Following the highly awaited opening of the Elizabeth line, London Property Alliance has published a research paper, The Crossrail Effect: How the Elizabeth Line is transforming the capital.
The report explores the multi-faceted impact of the Elizabeth line on central London’s built environment and economy, revealing the vital role played by the project in driving economic and social prosperity across the capital and beyond.
The report has been authored by Knight Frank and produced with supporting case studies and contributions from, British Land, Central District Alliance BID, Derwent London, GPE, Hatton Garden BID, Helical, Landsec and Shaftesbury Capital, among others.

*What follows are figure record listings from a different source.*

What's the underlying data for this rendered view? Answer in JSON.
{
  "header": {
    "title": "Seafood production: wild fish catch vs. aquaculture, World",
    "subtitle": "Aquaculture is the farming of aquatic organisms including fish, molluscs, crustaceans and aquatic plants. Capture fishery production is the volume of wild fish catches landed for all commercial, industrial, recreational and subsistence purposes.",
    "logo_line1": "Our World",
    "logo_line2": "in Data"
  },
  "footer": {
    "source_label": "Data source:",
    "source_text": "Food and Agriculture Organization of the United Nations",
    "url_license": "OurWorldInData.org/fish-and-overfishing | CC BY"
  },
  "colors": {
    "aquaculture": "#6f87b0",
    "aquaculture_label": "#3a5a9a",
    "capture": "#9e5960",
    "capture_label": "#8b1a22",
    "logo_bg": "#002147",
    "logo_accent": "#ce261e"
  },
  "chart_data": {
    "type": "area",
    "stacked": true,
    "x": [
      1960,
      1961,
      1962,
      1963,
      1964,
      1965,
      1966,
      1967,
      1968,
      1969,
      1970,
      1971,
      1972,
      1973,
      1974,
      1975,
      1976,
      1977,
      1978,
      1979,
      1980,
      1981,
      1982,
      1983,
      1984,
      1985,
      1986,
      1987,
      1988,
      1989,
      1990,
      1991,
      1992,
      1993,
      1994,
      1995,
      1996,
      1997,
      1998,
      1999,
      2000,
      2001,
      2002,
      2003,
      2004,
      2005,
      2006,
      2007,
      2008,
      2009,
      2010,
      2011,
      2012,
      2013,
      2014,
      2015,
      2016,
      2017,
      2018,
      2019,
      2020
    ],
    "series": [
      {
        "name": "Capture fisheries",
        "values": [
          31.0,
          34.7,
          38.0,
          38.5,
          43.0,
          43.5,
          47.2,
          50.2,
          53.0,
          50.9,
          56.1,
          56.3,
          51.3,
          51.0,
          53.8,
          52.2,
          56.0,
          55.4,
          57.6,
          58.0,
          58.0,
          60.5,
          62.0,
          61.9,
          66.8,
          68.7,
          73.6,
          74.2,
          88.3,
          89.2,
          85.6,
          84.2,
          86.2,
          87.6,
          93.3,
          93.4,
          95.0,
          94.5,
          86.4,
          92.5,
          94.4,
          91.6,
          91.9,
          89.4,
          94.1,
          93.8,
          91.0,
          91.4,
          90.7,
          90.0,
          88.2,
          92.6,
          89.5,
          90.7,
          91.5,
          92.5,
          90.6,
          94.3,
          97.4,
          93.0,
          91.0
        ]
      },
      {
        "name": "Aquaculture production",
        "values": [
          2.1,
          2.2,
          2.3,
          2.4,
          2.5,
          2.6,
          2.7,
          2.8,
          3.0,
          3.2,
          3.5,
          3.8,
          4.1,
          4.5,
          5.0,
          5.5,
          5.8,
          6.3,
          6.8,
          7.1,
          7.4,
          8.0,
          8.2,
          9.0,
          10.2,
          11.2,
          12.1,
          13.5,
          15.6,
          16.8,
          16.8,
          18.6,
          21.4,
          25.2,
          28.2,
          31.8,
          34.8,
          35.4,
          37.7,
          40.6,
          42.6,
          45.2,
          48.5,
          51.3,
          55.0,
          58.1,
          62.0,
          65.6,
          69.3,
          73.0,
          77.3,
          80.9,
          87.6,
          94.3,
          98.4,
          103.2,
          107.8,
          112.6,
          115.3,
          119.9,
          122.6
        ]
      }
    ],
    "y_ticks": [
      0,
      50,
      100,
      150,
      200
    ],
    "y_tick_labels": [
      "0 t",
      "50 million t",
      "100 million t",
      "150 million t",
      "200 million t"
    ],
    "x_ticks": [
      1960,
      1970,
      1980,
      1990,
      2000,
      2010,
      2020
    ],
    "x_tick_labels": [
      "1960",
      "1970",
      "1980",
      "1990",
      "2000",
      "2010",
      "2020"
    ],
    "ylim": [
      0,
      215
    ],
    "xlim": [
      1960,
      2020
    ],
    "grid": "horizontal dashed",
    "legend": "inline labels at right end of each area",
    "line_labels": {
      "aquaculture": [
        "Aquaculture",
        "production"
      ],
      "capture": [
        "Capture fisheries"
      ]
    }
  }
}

Some key takeaways include:
- Office sub-markets close to Elizabeth line stations are outperforming on pre-let transactions
- The Elizabeth line has sparked almost 200,000 new office jobs and the opening of 171 hotels, 2,666 new food and beverage outlets and 12 museums
- 51% of central London office take up in 2023 has been within a 10-minute walk of Elizabeth line stations
- Since opening, the five-day weekly average for office occupancy levels has risen by 11 percentage points
Some key recommendations include:
- Greater levels of redevelopment – In future projects, encouraging greater levels of office redevelopment around stations is essential to capitalise on anticipated demand levels
- Ensure consistency in planning to deliver net zero buildings – faster – the report demonstrates the appeal of sustainable, best in class office space. To deliver the office space that will attract businesses and talent, we need to take a Retrofit First, Not Retrofit Only approach to development
- Long term planning is essential – Good transport infrastructure drives associated agglomeration benefits that flow to the wider economy. Long-term planning of transport infrastructure that improves connectivity between and within UK cities should therefore be prioritised. The Government needs to accelerate the full delivery of HS2 including its Euston terminus
- Leadership and cross-party working and support necessary to drive projects forward – Schemes of such regional and national importance would benefit if they were part of a National Transport Strategy, complementing the work of the National Infrastructure Commission overseen by a cross-party strategic infrastructure group to drive them forward through election cycles
- Consider innovative funding models – Examples such as Tax Incremental Financing and a fair and targeted property tax, could help pay for much-needed future infrastructure.